While our customized “Q & A” often includes up to fifty questions, here are ten that apply to virtually any campaign:
1. Why are you running for office?
This sounds basic, but you need to answer honestly. If you’re running because you need a job, don’t bother...Amazon is hiring. If you’re running because you like to “help people”, avoid the hassle and volunteer for a charity. Your public “answer” needs to be compelling, but your private motivation needs to be both noble and sincere. We already have enough career politicians who like to spend other people’s money. Think about it long and hard before answering. This question will come up dozens of times during your campaign.
2. Is your spouse or significant other “on board” with the idea?
Politics is an often nasty and always time-intensive business that places huge demands on relationships and marriages. Your family should always be more important than your political campaign. If you don’t put your family first, we don’t want you as a client; and if your spouse or significant other is not fully “on board”, you will probably lose anyway. Communicate. Address any of your partner’s concerns before you even think of announcing. If he or she “buys in” fully, you’ve not only secured your most compelling campaign “salesperson” but you’ve also reduced the chances that you’ll end up being banished to the couch for the next year or so!
3. Will your next-door neighbor support you?
Now, it’s quite possible that your next-door neighbors are completely insane (it happens), so let’s extend this scenario to your street and neighborhood. Bottom line: If you can’t persuade the people who know you best, you’re not likely to persuade total strangers. Reach out. Make friends close to home. Ask for their input and make them feel like a part of your team even before you have a team. If you play your cards right, these folks will ultimately join your family members as some of your most loyal and active supporters.
4. Can you afford to run?
With very few exceptions, successful candidates view their political campaigns as full-time endeavors. Can you and your family survive for a year or more without an income? Can you take a leave of absence from your job? Can you loan your campaign “seed money” to get off on the right foot or are you totally dependent on donations? Volunteers are terrific, but at some point early in the process, you’re going to need paid staff. Where’s that money coming from?
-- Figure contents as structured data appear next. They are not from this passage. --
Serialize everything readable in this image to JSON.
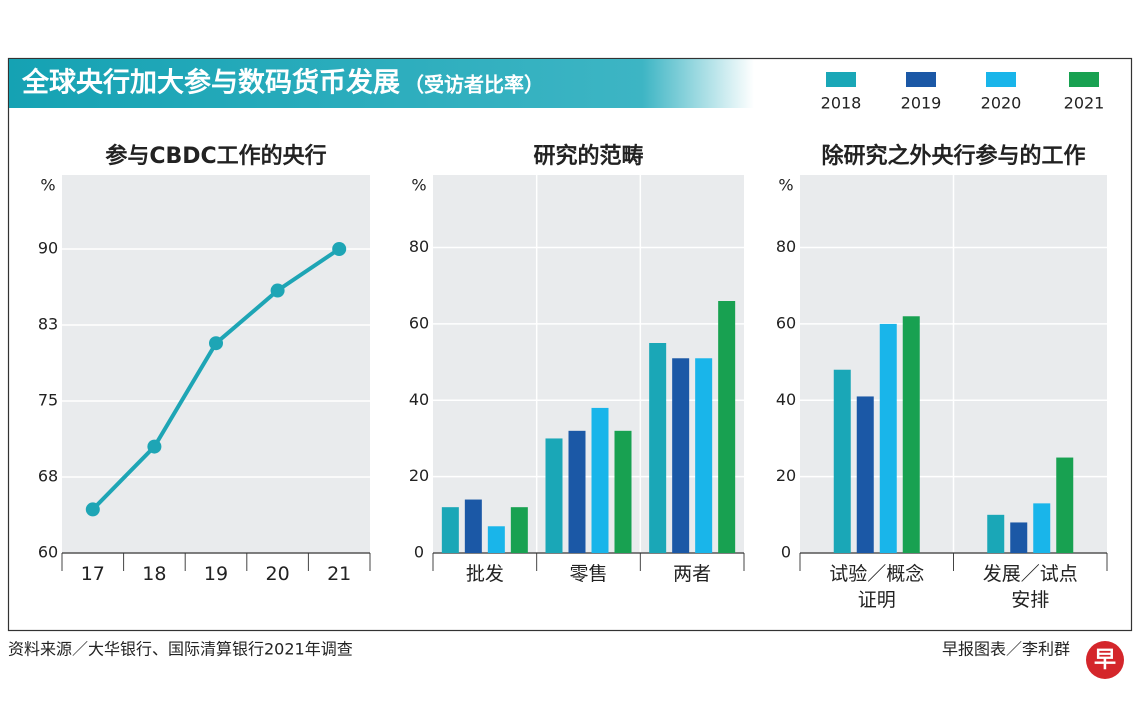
{
  "header": {
    "title": "全球央行加大参与数码货币发展",
    "subtitle": "（受访者比率）"
  },
  "chart_data": [
    {
      "type": "line",
      "title": "参与CBDC工作的央行",
      "y_unit": "%",
      "categories": [
        "17",
        "18",
        "19",
        "20",
        "21"
      ],
      "values": [
        64.3,
        70.5,
        80.7,
        85.9,
        90
      ],
      "color": "#1ea5b5",
      "ylim": [
        60,
        97.3
      ],
      "yticks": [
        60,
        {
          "value": 67.5,
          "label": "68"
        },
        75,
        {
          "value": 82.5,
          "label": "83"
        },
        90
      ],
      "grid": true
    },
    {
      "type": "bar",
      "title": "研究的范畴",
      "y_unit": "%",
      "categories": [
        "批发",
        "零售",
        "两者"
      ],
      "series": [
        {
          "name": "2018",
          "color": "#1aa7b7",
          "values": [
            12,
            30,
            55
          ]
        },
        {
          "name": "2019",
          "color": "#1b58a6",
          "values": [
            14,
            32,
            51
          ]
        },
        {
          "name": "2020",
          "color": "#19b5ea",
          "values": [
            7,
            38,
            51
          ]
        },
        {
          "name": "2021",
          "color": "#18a151",
          "values": [
            12,
            32,
            66
          ]
        }
      ],
      "ylim": [
        0,
        99
      ],
      "yticks": [
        0,
        20,
        40,
        60,
        80
      ],
      "grid": true
    },
    {
      "type": "bar",
      "title": "除研究之外央行参与的工作",
      "y_unit": "%",
      "categories": [
        "试验／概念证明",
        "发展／试点安排"
      ],
      "series": [
        {
          "color": "#1aa7b7",
          "values": [
            48,
            10
          ]
        },
        {
          "color": "#1b58a6",
          "values": [
            41,
            8
          ]
        },
        {
          "color": "#19b5ea",
          "values": [
            60,
            13
          ]
        },
        {
          "color": "#18a151",
          "values": [
            62,
            25
          ]
        }
      ],
      "ylim": [
        0,
        99
      ],
      "yticks": [
        0,
        20,
        40,
        60,
        80
      ],
      "grid": true
    }
  ],
  "footer": {
    "source": "资料来源／大华银行、国际清算银行2021年调查",
    "credit": "早报图表／李利群",
    "logo": "早"
  }
}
5. Have you recruited a Fundraising Chairperson?
The four “M”s of any campaign are MONEY, MUSCLE, MESSAGE and MOMENTUM. Without money, most campaigns flounder, regardless of the candidate’s resume, policy positions or personal charisma. Securing an early commitment from a fundraising chairperson is absolutely essential. This person should agree to raise a predetermined amount and recruit at least ten others (e.g. “Finance Committee”) to do the same. After your spouse, this is the most important “sell” you’ll make during your campaign. If you can’t “close that deal”, you simply should not run.